The Other Side

Several years ago when my husband and I had just gotten engaged, he had to go away for about two months for a project. I was madly in love (of course I still am) and didn’t know how I’d survive being away from him for so long. As I watched him walk through the security gate at the airport, I broke down. I was destroyed. I didn’t care that I was in public – I sobbed and sobbed. Almost immediately, two women came over to me – complete strangers – and started trying to make me feel better. They were so kind, and I tried so hard to stop crying but I just couldn’t. They told me it would be okay, they asked me about him and how long he’d be gone and where he was going. I soon learned from them that they were a mother and daughter and had just dropped off their (respectively) son and brother, who was in the Army and was being deployed to Iraq. I was shocked. These women were soothing and comforting me, and they were not only in the same situation but theirs was arguably much harder. Their loved one would be gone for more than a year, possibly longer, and was going to war.

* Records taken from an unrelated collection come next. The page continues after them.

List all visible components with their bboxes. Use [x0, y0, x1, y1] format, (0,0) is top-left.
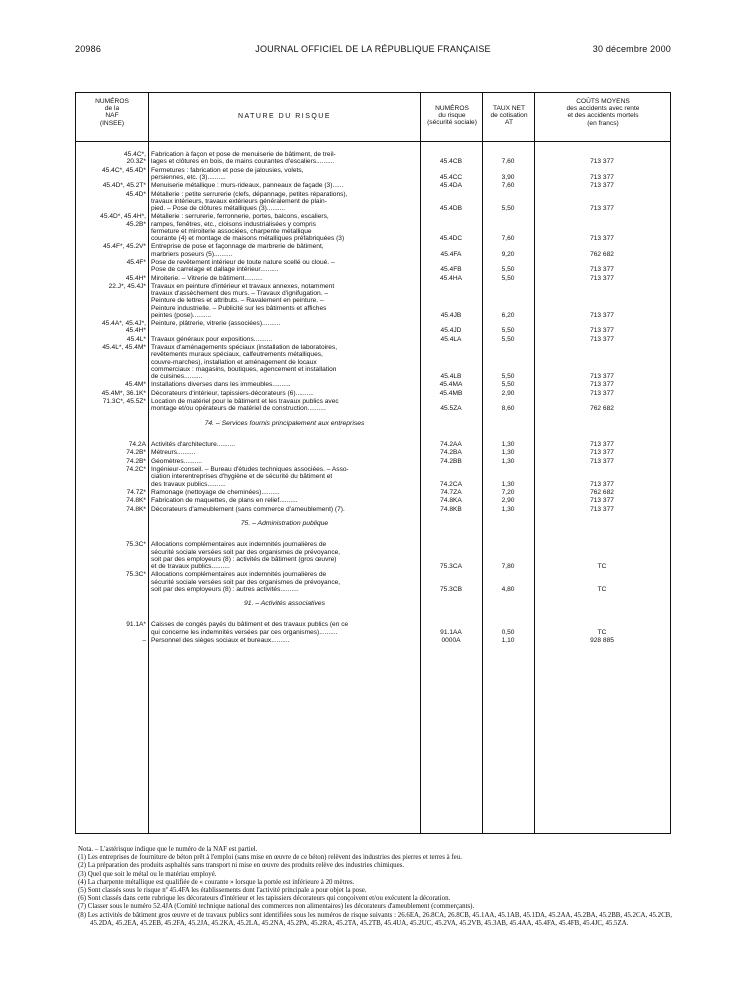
table-row: [76, 506, 670, 513]
risk-description: Fabrication de maquettes, de plans en relief..........: [151, 497, 298, 505]
risk-number: 74.7ZA: [440, 489, 462, 496]
risk-description: Métallerie : serrurerie, ferronnerie, portes, balcons, escaliers, rampes, fenêtres, etc., cloisons industrialisées y compris fermeture et miroiterie associées, charpente métallique courante (4) et montage de maisons métalliques préfabriquées (3): [151, 213, 345, 242]
naf-code: 45.4L*: [126, 335, 146, 343]
average-cost: 713 377: [590, 327, 614, 335]
risk-table: [75, 92, 671, 834]
table-row: [76, 320, 670, 334]
risk-description: Pose de revêtement intérieur de toute nature scellé ou cloué. – Pose de carrelage et dallage intérieur..........: [151, 259, 335, 274]
risk-number: 75.3CA: [440, 562, 462, 570]
footnote: (5) Sont classés sous le risque nº 45.4FA les établissements dont l'activité principale a pour objet la pose.: [78, 887, 367, 895]
average-cost: 713 377: [590, 182, 614, 190]
table-row: [76, 191, 670, 213]
risk-description: Travaux d'aménagements spéciaux (installation de laboratoires, revêtements muraux spéciaux, calfeutrements métalliques, couvre-marches), installation et aménagement de locaux commerciaux : magasins, boutiques, agencement et installation de cuisines..........: [151, 344, 338, 380]
risk-number: 45.4JB: [440, 311, 462, 319]
footnote: (3) Quel que soit le métal ou le matériau employé.: [78, 870, 217, 878]
contribution-rate: 3,90: [501, 173, 515, 181]
naf-code: 71.3C*, 45.5Z*: [102, 398, 146, 406]
nota-line: Nota. – L'astérisque indique que le numéro de la NAF est partiel.: [78, 846, 258, 853]
risk-description: Entreprise de pose et façonnage de marbrerie de bâtiment, marbriers poseurs (5)..........: [151, 243, 324, 258]
average-cost: TC: [597, 562, 607, 570]
table-row: [76, 259, 670, 273]
column-header-couts: COÛTS MOYENS des accidents avec rente et des accidents mortels (en francs): [566, 98, 640, 127]
risk-description: Géomètres..........: [151, 457, 202, 465]
table-row: [76, 489, 670, 496]
risk-number: 45.4LA: [440, 335, 462, 343]
risk-number: 45.4CB: [440, 158, 462, 166]
naf-code: 74.2B*: [126, 449, 146, 457]
naf-code: 74.8K*: [126, 497, 146, 505]
risk-number: 74.8KB: [440, 505, 462, 513]
naf-code: 45.4M*, 36.1K*: [101, 389, 146, 397]
table-row: [76, 182, 670, 189]
risk-description: Travaux généraux pour expositions..........: [151, 335, 273, 343]
section-heading: 91. – Activités associatives: [244, 600, 325, 608]
table-row: [76, 151, 670, 165]
risk-number: 0000A: [441, 637, 461, 644]
risk-description: Menuiserie métallique : murs-rideaux, panneaux de façade (3)......: [151, 182, 344, 190]
contribution-rate: 2,90: [501, 497, 515, 505]
average-cost: 713 377: [590, 372, 614, 380]
contribution-rate: 5,50: [501, 381, 515, 389]
table-row: [76, 571, 670, 593]
contribution-rate: 6,20: [501, 311, 515, 319]
risk-description: Allocations complémentaires aux indemnités journalières de sécurité sociale versées soit par des organismes de prévoyance, soit par des employeurs (8) : autres activités..........: [151, 571, 341, 593]
contribution-rate: 1,30: [501, 505, 515, 513]
naf-code: 74.2A: [128, 441, 146, 448]
average-cost: 713 377: [590, 173, 614, 181]
naf-code: 75.3C*: [125, 571, 146, 579]
table-row: [76, 449, 670, 456]
naf-code: 75.3C*: [125, 541, 146, 549]
contribution-rate: 0,50: [501, 628, 515, 636]
footnote: (8) Les activités de bâtiment gros œuvre et de travaux publics sont identifiées sous les numéros de risque suivants : 26.6EA, 26.8CA, 26.8CB, 45.1AA, 45.1AB, 45.1DA, 45.2AA, 45.2BA, 45.2BB, 45.2CA, 45.2CB, 45.2DA, 45.2EA, 45.2EB, 45.2FA, 45.2JA, 45.2KA, 45.2LA, 45.2NA, 45.2PA, 45.2RA, 45.2TA, 45.2TB, 45.4UA, 45.2UC, 45.2VA, 45.2VB, 45.3AB, 45.4AA, 45.4FA, 45.4FB, 45.4JC, 45.5ZA.: [78, 911, 672, 927]
table-body: [76, 141, 670, 833]
naf-code: 45.4D*: [125, 190, 146, 198]
risk-description: Allocations complémentaires aux indemnités journalières de sécurité sociale versées soit par des organismes de prévoyance, soit par des employeurs (8) : activités de bâtiment (gros œuvre) et de travaux publics..........: [151, 541, 341, 570]
risk-description: Personnel des sièges sociaux et bureaux..........: [151, 637, 290, 644]
naf-code: 45.4F*: [126, 259, 146, 266]
naf-code: 45.4D*, 45.2T*: [102, 182, 146, 190]
table-row: [76, 621, 670, 635]
contribution-rate: 7,60: [501, 234, 515, 242]
risk-number: 45.4JD: [440, 327, 462, 335]
average-cost: 713 377: [590, 505, 614, 513]
risk-description: Fabrication à façon et pose de menuiserie de bâtiment, de treil- lages et clôtures en bois, de mains courantes d'escaliers..........: [151, 151, 336, 166]
average-cost: 713 377: [590, 158, 614, 166]
average-cost: 713 377: [590, 234, 614, 242]
risk-number: 45.4LB: [440, 372, 462, 380]
contribution-rate: 5,50: [501, 274, 515, 282]
naf-code: 45.4D*, 45.4H*, 45.2B*: [100, 213, 146, 228]
naf-code: 45.4M*: [125, 381, 146, 389]
table-row: [76, 167, 670, 181]
contribution-rate: 5,50: [501, 327, 515, 335]
risk-number: 75.3CB: [440, 585, 462, 593]
contribution-rate: 5,50: [501, 266, 515, 274]
contribution-rate: 7,60: [501, 182, 515, 190]
publication-date: 30 décembre 2000: [592, 44, 671, 54]
risk-number: 74.2CA: [440, 480, 462, 488]
naf-code: 45.4F*, 45.2V*: [103, 243, 146, 251]
footnote: (1) Les entreprises de fourniture de béton prêt à l'emploi (sans mise en œuvre de ce béton) relèvent des industries des pierres et terres à feu.: [78, 854, 462, 862]
risk-description: Ingénieur-conseil. – Bureau d'études techniques associées. – Asso- ciation interentreprises d'hygiène et de sécurité du bâtiment et des travaux publics..........: [151, 466, 349, 488]
average-cost: 762 682: [590, 489, 614, 496]
risk-description: Fermetures : fabrication et pose de jalousies, volets, persiennes, etc. (3)..........: [151, 166, 304, 181]
average-cost: 713 377: [590, 204, 614, 212]
table-header: [76, 93, 670, 142]
average-cost: 713 377: [590, 449, 614, 457]
contribution-rate: 1,10: [501, 637, 515, 644]
average-cost: 713 377: [590, 311, 614, 319]
naf-code: 45.4H*: [125, 274, 146, 282]
risk-description: Décorateurs d'intérieur, tapissiers-décorateurs (6)..........: [151, 389, 314, 397]
risk-number: 45.4FA: [440, 250, 462, 258]
risk-number: 45.4FB: [440, 266, 462, 274]
contribution-rate: 7,20: [501, 489, 515, 496]
risk-description: Travaux en peinture d'intérieur et travaux annexes, notamment travaux d'assèchement des murs. – Travaux d'ignifugation. – Peinture de lettres et attributs. – Ravalement en peinture. – Peinture industrielle. – Publicité sur les bâtiments et affiches peintes (pose)..........: [151, 283, 335, 319]
footnotes: [78, 846, 672, 928]
contribution-rate: 5,50: [501, 372, 515, 380]
risk-description: Peinture, plâtrerie, vitrerie (associées)..........: [151, 320, 281, 328]
contribution-rate: 2,90: [501, 389, 515, 397]
contribution-rate: 8,60: [501, 405, 515, 413]
risk-description: Décorateurs d'ameublement (sans commerce d'ameublement) (7).: [151, 505, 345, 513]
risk-description: Installations diverses dans les immeubles..........: [151, 381, 291, 389]
footnote: (4) La charpente métallique est qualifiée de « courante » lorsque la portée est inférieure à 20 mètres.: [78, 878, 355, 886]
risk-number: 74.8KA: [440, 497, 462, 505]
risk-description: Métallerie : petite serrurerie (clefs, dépannage, petites réparations), travaux intérieurs, travaux extérieurs généralement de plain- pied. – Pose de clôtures métalliques (3)..........: [151, 190, 348, 212]
average-cost: 713 377: [590, 335, 614, 343]
contribution-rate: 5,50: [501, 335, 515, 343]
average-cost: 928 885: [590, 637, 614, 644]
naf-code: 74.2C*: [125, 466, 146, 474]
table-row: [76, 466, 670, 488]
risk-description: Ramonage (nettoyage de cheminées)..........: [151, 489, 280, 496]
table-row: [76, 243, 670, 257]
naf-code: 74.8K*: [126, 505, 146, 513]
naf-code: 74.7Z*: [126, 489, 146, 496]
naf-code: 22.J*, 45.4J*: [108, 283, 146, 290]
column-header-taux: TAUX NET de cotisation AT: [490, 105, 528, 127]
contribution-rate: 7,80: [501, 562, 515, 570]
table-row: [76, 390, 670, 397]
table-row: [76, 213, 670, 242]
naf-code: 45.4L*, 45.4M*: [102, 344, 146, 352]
risk-number: 45.5ZA: [440, 405, 462, 413]
contribution-rate: 4,80: [501, 585, 515, 593]
page-number: 20986: [75, 44, 102, 54]
average-cost: 713 377: [590, 457, 614, 465]
naf-code: 91.1A*: [126, 621, 146, 629]
risk-number: 45.4DA: [440, 182, 462, 190]
column-header-naf: NUMÉROS de la NAF (INSEE): [95, 98, 129, 127]
footnote: (6) Sont classés dans cette rubrique les décorateurs d'intérieur et les tapissiers décorateurs qui conçoivent et/ou exécutent la décoration.: [78, 895, 451, 903]
risk-number: 45.4CC: [439, 173, 463, 181]
contribution-rate: 9,20: [501, 250, 515, 258]
average-cost: 713 377: [590, 266, 614, 274]
section-heading: 75. – Administration publique: [240, 520, 329, 528]
naf-code: 45.4C*, 20.3Z*: [124, 151, 146, 166]
average-cost: 713 377: [590, 480, 614, 488]
average-cost: 762 682: [590, 250, 614, 258]
average-cost: 713 377: [590, 497, 614, 505]
risk-number: 45.4DB: [440, 204, 462, 212]
average-cost: 713 377: [590, 441, 614, 448]
table-row: [76, 398, 670, 412]
table-row: [76, 275, 670, 282]
column-header-numeros: NUMÉROS du risque (sécurité sociale): [427, 105, 477, 127]
table-row: [76, 441, 670, 448]
column-header-nature: NATURE DU RISQUE: [237, 113, 332, 120]
naf-code: 45.4C*, 45.4D*: [102, 166, 146, 174]
contribution-rate: 1,30: [501, 480, 515, 488]
table-row: [76, 637, 670, 644]
contribution-rate: 5,50: [501, 204, 515, 212]
table-row: [76, 381, 670, 388]
footnote: (7) Classer sous le numéro 52.4JA (Comité technique national des commerces non alimentaires) les décorateurs d'ameublement (commerçants).: [78, 903, 475, 911]
table-row: [76, 283, 670, 319]
average-cost: 713 377: [590, 389, 614, 397]
average-cost: TC: [597, 628, 607, 636]
risk-number: 45.4HA: [440, 274, 462, 282]
average-cost: 762 682: [590, 405, 614, 413]
risk-description: Caisses de congés payés du bâtiment et des travaux publics (en ce qui concerne les indemnités versées par ces organismes)..........: [151, 621, 349, 636]
table-row: [76, 344, 670, 380]
journal-title: JOURNAL OFFICIEL DE LA RÉPUBLIQUE FRANÇAISE: [255, 44, 491, 54]
table-row: [76, 497, 670, 504]
risk-description: Location de matériel pour le bâtiment et les travaux publics avec montage et/ou opérateurs de matériel de construction..........: [151, 398, 339, 413]
risk-description: Miroiterie. – Vitrerie de bâtiment..........: [151, 274, 263, 282]
average-cost: TC: [597, 585, 607, 593]
risk-number: 74.2BA: [440, 449, 462, 457]
table-row: [76, 458, 670, 465]
naf-code: –: [142, 637, 146, 644]
footnote: (2) La préparation des produits asphaltés sans transport ni mise en œuvre des produits relève des industries chimiques.: [78, 862, 405, 870]
risk-number: 45.4MB: [439, 389, 463, 397]
risk-number: 45.4MA: [439, 381, 463, 389]
risk-number: 45.4DC: [439, 234, 463, 242]
risk-description: Métreurs..........: [151, 449, 196, 457]
contribution-rate: 7,60: [501, 158, 515, 166]
table-row: [76, 541, 670, 570]
naf-code: 74.2B*: [126, 457, 146, 465]
average-cost: 713 377: [590, 381, 614, 389]
risk-description: Activités d'architecture..........: [151, 441, 236, 448]
section-heading: 74. – Services fournis principalement aux entreprises: [204, 419, 365, 427]
naf-code: 45.4A*, 45.4J*, 45.4H*: [102, 320, 146, 335]
risk-number: 91.1AA: [440, 628, 462, 636]
risk-number: 74.2AA: [440, 441, 462, 448]
contribution-rate: 1,30: [501, 449, 515, 457]
average-cost: 713 377: [590, 274, 614, 282]
table-row: [76, 336, 670, 343]
risk-number: 74.2BB: [440, 457, 462, 465]
contribution-rate: 1,30: [501, 457, 515, 465]
contribution-rate: 1,30: [501, 441, 515, 448]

This is an extreme example but a good one nonetheless of something I think of often – no matter what you go through, you’re never the only one going through it. And, often others are going through it worse. I don’t mean to discount anyone’s troubles. But in a weird way I see it as a comfort that even in tough times, you’re not alone. But more than that, I think of this when I see people acting in ways that seem strange to me. Why is that guy such a jerk? He probably has something going on that I don’t know about. That sort of thing.

When it comes to Crohn’s, I try to hold on to this story to remember to stay strong. “When you’re going through hell, keep going.” It’s easy to feel sorry for myself. But ultimately, that gets me nowhere. Everyone has their troubles. If I can stay strong, I can overcome mine.